Monday, Nov. 09, 1931

Planet P?

Far out on the sea of space sluggish Uranus, wallowing along on the track that takes it 84 years to circumnavigate the sun, rocked in its sidereal course. Uranus was too distant from its sister planet Neptune to have been affected at the time by Neptune's gravitational influence. This circumstance suggested that, unseen by human eye but suspected by a few human brains, some great unknown heavenly body was making its attraction felt. One of the human brains belonged to the late Percival Lowell, another to William Henry Pickering, both Harvard astronomers. In January 1930, true to Lowell calculations, a new planet beyond outermost Neptune and 3,680,000,000 mi. from the sun picked its way across a photographic plate in the Lowell Observatory at Flagstaff, Ariz. It was subsequently called Pluto--the first two letters of the name being the initials of Percival Lowell.

But Uranus continued "perturbed." From this perturbation, last week, came the prognostication of yet another planet, a vast, unseen but potent presence in the outer heavens. Astronomers are cautious about premature predictions but at Mandeville, Jamaica, goat-bearded Professor Pickering, 73, felt sure that he had isolated still another member of the solar system.

Twenty-two years ago Professor Pickering first became aware of an immense heavenly body beyond the known superior planets. He knew that the object of his search was huge, thought he would call the planet Pluto when he was sure of its existence. When Lowell's Planet X came along and got that name, the putative Pickering planet was then called Planet P.

Some account of Planet P was made known in 1928. Now, however, Professor Pickering has estimated not only its orbit (an ellipse whose distance from the sun varies between 5,000 and 9,000 million mi.) but its diameter (44,000 mi.). It is twice as far from the sun as far-flung Pluto, is the third most massive of the sun's family, exceeded only by Jupiter and ringed Saturn. Its sidereal period: 656 years.

Planet P is not the only celestial body up Professor Pickering's sleeve. In 1924, the year he resigned from Harvard to work at his private Jamaican observatory, susceptible Uranus was again notably perturbed. He ascribes this activity to possible Planets S or T.

Boston-born, William Henry Pickering was graduated from M. I. T. in 1879. He taught there and at Harvard, where in 1890 he was made assistant professor of astronomy at Harvard. In 1891 he located the Harvard observatory at Arequipa, Peru, spent the following two years measuring the big Peruvian mountains. He built the Flagstaff station and the one at which he now works in Jamaica. Only one astral unit is definitely his discovery (Phoebe, the ninth satellite of Saturn), but he has a claim on the as yet unrecognized tenth satellite Themis.

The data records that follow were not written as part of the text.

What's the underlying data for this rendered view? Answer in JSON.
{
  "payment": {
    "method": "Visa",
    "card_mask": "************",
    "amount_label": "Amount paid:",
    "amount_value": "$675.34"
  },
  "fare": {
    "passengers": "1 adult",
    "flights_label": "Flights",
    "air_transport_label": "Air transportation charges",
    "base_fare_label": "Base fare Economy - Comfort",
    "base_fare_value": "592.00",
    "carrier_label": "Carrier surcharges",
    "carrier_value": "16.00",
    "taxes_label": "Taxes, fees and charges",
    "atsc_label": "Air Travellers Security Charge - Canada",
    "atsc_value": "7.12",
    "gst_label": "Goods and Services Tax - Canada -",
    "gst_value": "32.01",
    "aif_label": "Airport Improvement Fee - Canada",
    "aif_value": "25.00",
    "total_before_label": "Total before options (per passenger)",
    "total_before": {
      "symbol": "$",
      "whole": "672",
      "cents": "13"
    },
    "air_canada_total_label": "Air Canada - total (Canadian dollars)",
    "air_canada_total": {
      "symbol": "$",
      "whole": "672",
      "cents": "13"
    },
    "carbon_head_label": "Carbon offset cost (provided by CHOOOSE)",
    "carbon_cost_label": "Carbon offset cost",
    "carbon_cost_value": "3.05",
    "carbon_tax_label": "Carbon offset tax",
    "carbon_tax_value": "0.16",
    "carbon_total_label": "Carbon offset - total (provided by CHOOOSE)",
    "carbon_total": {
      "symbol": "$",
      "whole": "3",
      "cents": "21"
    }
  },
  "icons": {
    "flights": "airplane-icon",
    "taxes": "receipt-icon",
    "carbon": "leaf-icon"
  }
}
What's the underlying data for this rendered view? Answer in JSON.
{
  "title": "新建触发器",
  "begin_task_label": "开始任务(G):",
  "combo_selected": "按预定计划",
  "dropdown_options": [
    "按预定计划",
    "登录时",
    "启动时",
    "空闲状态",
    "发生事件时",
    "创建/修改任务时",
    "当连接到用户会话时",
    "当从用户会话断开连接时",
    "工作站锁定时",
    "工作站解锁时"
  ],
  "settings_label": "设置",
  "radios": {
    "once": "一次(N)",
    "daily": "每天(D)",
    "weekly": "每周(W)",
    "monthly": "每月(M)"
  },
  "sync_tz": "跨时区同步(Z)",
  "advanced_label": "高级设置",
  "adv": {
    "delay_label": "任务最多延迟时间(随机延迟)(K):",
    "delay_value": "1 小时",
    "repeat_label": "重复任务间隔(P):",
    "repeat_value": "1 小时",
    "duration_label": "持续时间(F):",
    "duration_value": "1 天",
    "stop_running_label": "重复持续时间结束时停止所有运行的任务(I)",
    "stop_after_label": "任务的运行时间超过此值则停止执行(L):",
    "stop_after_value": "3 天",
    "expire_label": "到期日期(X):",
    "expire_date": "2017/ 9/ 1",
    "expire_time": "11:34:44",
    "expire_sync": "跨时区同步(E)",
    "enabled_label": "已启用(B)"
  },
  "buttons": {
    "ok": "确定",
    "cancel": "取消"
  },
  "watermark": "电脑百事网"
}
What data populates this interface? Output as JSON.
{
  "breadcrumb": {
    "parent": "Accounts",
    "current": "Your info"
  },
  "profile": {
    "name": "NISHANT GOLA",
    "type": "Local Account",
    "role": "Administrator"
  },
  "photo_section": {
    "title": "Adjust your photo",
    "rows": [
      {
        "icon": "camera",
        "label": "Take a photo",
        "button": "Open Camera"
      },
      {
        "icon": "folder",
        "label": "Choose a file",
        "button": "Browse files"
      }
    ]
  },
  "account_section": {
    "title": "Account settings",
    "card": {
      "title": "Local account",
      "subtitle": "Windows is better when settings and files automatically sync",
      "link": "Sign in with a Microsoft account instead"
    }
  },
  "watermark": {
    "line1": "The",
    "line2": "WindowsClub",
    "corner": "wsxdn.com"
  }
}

Not above startling laymen from time to time, several years ago Professor Pickering guessed that on some parts of the moon crops grew twice a day. He also suggested that the moon was flung into space from the present site of the Pacific Ocean; that if that had not happened, the earth would now be peopled exclusively by deep sea fish. If anyone has $10,000,000 to spare, Professor Pickering offers to show him how to signal Mars.